Wyler
O Sangue na Neve e o Calor do Abrigo
A noite em Jericho havia assumido um tom de cinza cadavérico. Wandinha caminhava pelos arredores da cidade, longe das luzes dos postes, onde a escuridão era mais honesta. Ela precisava de espaço para processar o caos que sua vida se tornara desde que Tyler Galpin reapareceu. Seus pensamentos eram como lâminas afiadas, cortando qualquer tentativa de normalidade.
Ela não percebeu a aproximação. O homem surgiu de trás de um galpão abandonado, uma figura atarracada que exalava o cheiro azedo de álcool barato e intenções cruéis. Ele não era um monstro sobrenatural, nem um Hyde, nem um excluído. Era algo que Wandinha desprezava ainda mais: um humano comum movido por impulsos primitivos e covardes.
— Olha só o que temos aqui — disse o homem, a voz arrastada e nojenta. — Uma gótica bonitinha perdida no escuro.
Wandinha parou, sua postura tornando-se instantaneamente rígida. Seus olhos negros brilharam com um desprezo letal.
— Você está cometendo um erro tático deplorável — respondeu ela, a voz fria como uma tumba. — Sugiro que retorne ao bueiro de onde rastejou antes que eu decida que preciso de um novo espécime para meus estudos de taxidermia.
O homem riu, um som seco que não chegou aos olhos injetados de sangue. Ele avançou rápido demais, impulsionado por uma audácia bêbada. Wandinha tentou alcançar a pequena adaga que escondia na bota, mas o terreno estava úmido. Antes que pudesse reagir, ele a empurrou contra a parede fria do galpão.
— Você fala demais, garotinha — ele sibilou, o rosto perto demais do dela.
Wandinha lutou com uma ferocidade silenciosa, mas o homem era pesado e estava desesperado. Em um movimento brusco, ele puxou um canivete de caça. O metal brilhou sob a luz fraca da lua. Enquanto tentava imobilizá-la, a lâmina desceu, rasgando o tecido da calça preta de Wandinha e abrindo um corte profundo em sua coxa.
A dor foi aguda, uma queimação gelada que fez sua visão oscilar por um segundo.

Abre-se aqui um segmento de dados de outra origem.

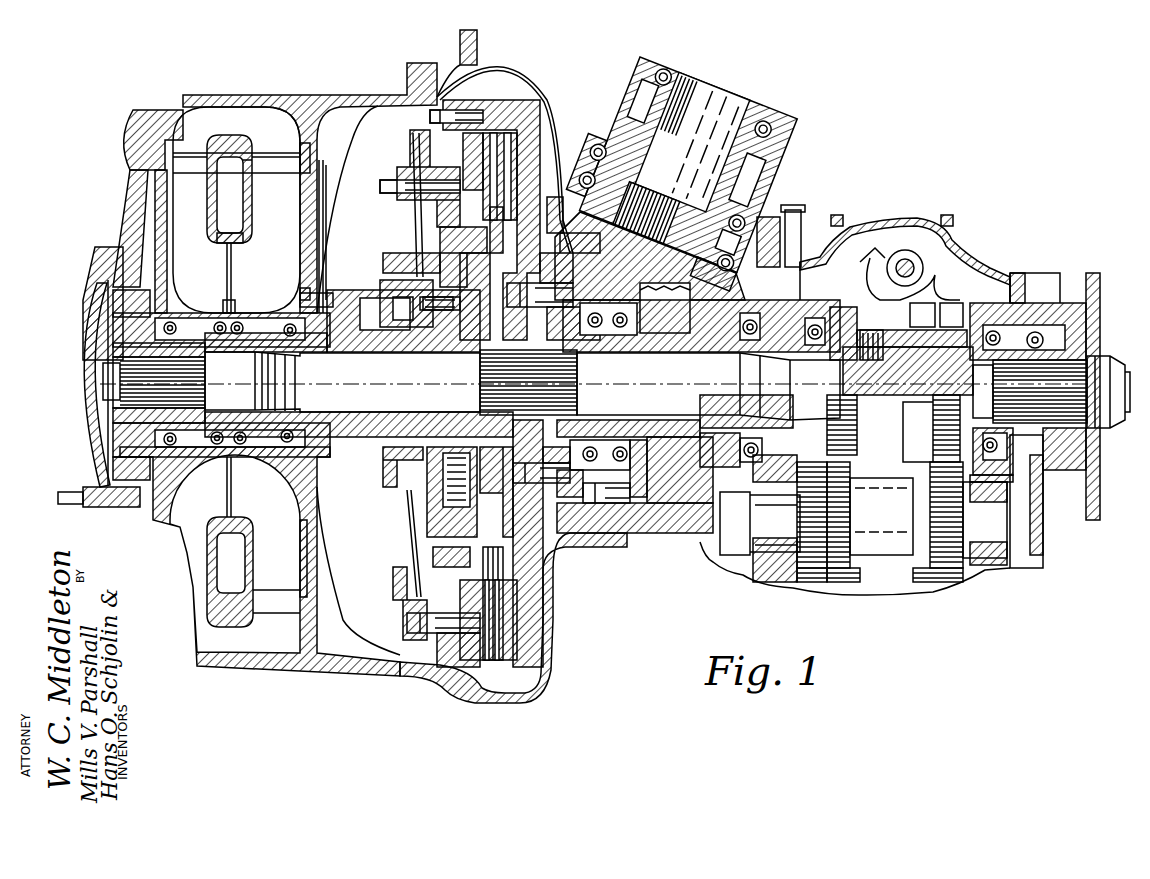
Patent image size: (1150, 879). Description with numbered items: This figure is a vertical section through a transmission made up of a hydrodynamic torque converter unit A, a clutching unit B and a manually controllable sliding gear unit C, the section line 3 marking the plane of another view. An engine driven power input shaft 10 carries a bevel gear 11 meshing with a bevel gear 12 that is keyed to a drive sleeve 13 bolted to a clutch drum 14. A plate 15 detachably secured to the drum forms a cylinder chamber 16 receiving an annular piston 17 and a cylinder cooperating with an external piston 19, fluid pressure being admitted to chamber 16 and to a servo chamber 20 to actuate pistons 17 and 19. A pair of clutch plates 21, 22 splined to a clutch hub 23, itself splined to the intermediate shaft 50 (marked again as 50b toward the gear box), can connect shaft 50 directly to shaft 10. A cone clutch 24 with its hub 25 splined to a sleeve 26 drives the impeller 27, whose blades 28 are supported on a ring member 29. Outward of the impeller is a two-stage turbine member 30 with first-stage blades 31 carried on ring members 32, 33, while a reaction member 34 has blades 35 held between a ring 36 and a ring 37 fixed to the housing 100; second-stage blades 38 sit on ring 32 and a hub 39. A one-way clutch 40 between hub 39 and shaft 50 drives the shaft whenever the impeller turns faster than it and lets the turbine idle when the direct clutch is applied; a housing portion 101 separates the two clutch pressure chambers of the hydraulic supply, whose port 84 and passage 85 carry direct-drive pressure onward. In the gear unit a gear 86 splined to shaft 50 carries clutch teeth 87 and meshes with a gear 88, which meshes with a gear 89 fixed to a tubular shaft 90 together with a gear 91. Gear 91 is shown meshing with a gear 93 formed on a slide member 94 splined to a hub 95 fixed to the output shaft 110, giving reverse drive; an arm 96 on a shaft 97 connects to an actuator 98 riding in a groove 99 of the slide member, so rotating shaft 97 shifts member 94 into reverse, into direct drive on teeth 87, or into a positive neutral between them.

The hydrodynamic torque converter unit A is at (216, 99).
The clutching unit B is at (508, 98).
The slidable gear unit C is at (933, 232).
The section line 3- 3 is at (915, 200).
The power input shaft 10 is at (752, 112).
The bevel gear 11 is at (548, 212).
The bevel gear 12 is at (718, 492).
The drive sleeve 13 is at (668, 445).
The clutch drum 14 is at (500, 98).
The plate 15 is at (460, 62).
The cylinder chamber 16 is at (408, 260).
The annular piston 17 is at (412, 234).
The external piston 19 is at (420, 300).
The servo chamber 20 is at (400, 306).
The clutch plate 21 is at (455, 640).
The clutch plate 22 is at (496, 665).
The clutch hub 23 is at (548, 247).
The cone clutch 24 is at (408, 534).
The hub 25 is at (473, 413).
The sleeve 26 is at (420, 360).
The impeller 27 is at (321, 242).
The blades 28 is at (229, 255).
The ring member 29 is at (250, 232).
The two stage turbine member 30 is at (284, 150).
The blades 31 is at (308, 163).
The ring member 32 is at (252, 175).
The ring member 33 is at (328, 168).
The reaction member 34 is at (190, 150).
The blades 35 is at (187, 170).
The ring 36 is at (236, 143).
The ring 37 is at (140, 172).
The blades 38 is at (236, 305).
The hub 39 is at (180, 303).
The one-way clutch 40 is at (115, 325).
The intermediate shaft 50 is at (103, 380).
The bearing 50b is at (640, 440).
The port 84 is at (390, 462).
The passage 85 is at (360, 482).
The gear 86 is at (838, 248).
The clutch teeth 87 is at (866, 300).
The gear 88 is at (852, 572).
The gear 89 is at (815, 570).
The tubular shaft 90 is at (902, 535).
The gear 91 is at (972, 565).
The gear 93 is at (1030, 330).
The slide member 94 is at (961, 300).
The hub 95 is at (905, 320).
The arm 96 is at (873, 252).
The shaft 97 is at (906, 258).
The actuator 98 is at (925, 575).
The groove 99 is at (930, 300).
The housing 100 is at (130, 142).
The housing portion 101 is at (335, 279).
The output shaft 110 is at (1098, 425).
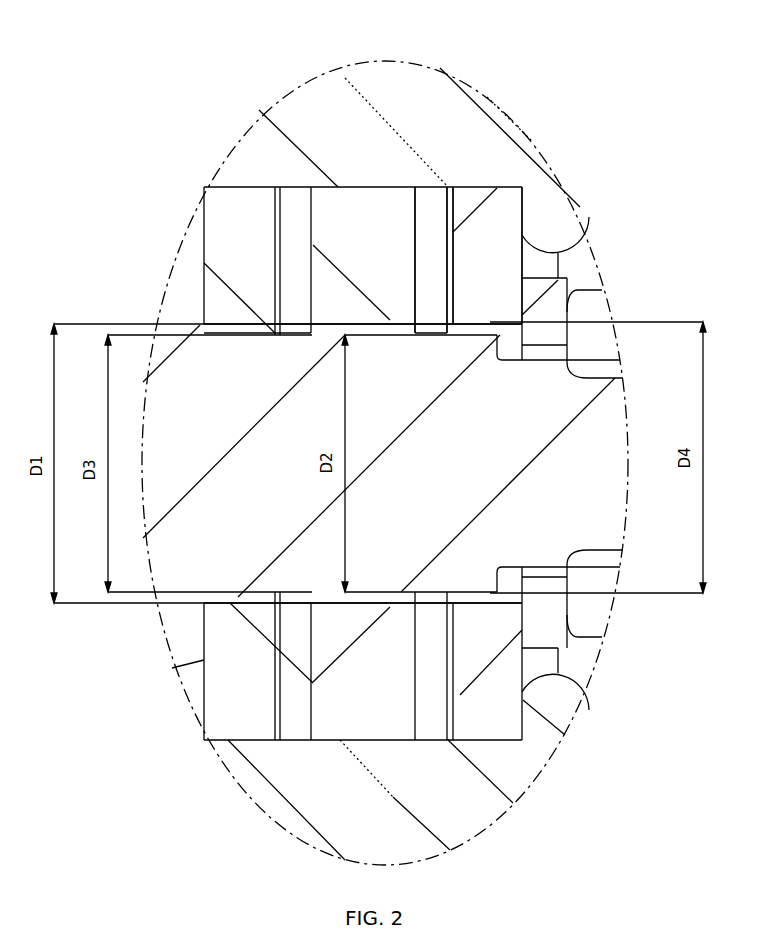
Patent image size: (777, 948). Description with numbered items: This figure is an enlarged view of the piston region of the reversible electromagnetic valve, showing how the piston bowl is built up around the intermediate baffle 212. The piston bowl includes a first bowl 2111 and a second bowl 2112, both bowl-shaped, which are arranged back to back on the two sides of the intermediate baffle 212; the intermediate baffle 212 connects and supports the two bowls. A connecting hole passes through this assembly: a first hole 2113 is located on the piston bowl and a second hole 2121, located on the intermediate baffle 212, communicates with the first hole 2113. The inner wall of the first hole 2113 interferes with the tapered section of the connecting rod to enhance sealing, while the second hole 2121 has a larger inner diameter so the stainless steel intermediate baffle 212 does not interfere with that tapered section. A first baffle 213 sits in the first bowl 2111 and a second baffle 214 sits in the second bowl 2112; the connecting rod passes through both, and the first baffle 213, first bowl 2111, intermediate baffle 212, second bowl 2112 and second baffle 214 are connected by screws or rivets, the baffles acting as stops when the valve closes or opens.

O sangue começou a manchar o tecido negro, quente e insistente.
— Agora você vai ficar quieta — ele rosnou, a mão suja subindo para o pescoço dela.
Mas o destino, ou talvez o azar daquele homem, tinha outros planos.
Um rugido gutural, algo que não era humano nem inteiramente animal, rasgou o silêncio da noite. Antes que o agressor pudesse processar o som, um vulto de sombras e fúria o atingiu lateralmente.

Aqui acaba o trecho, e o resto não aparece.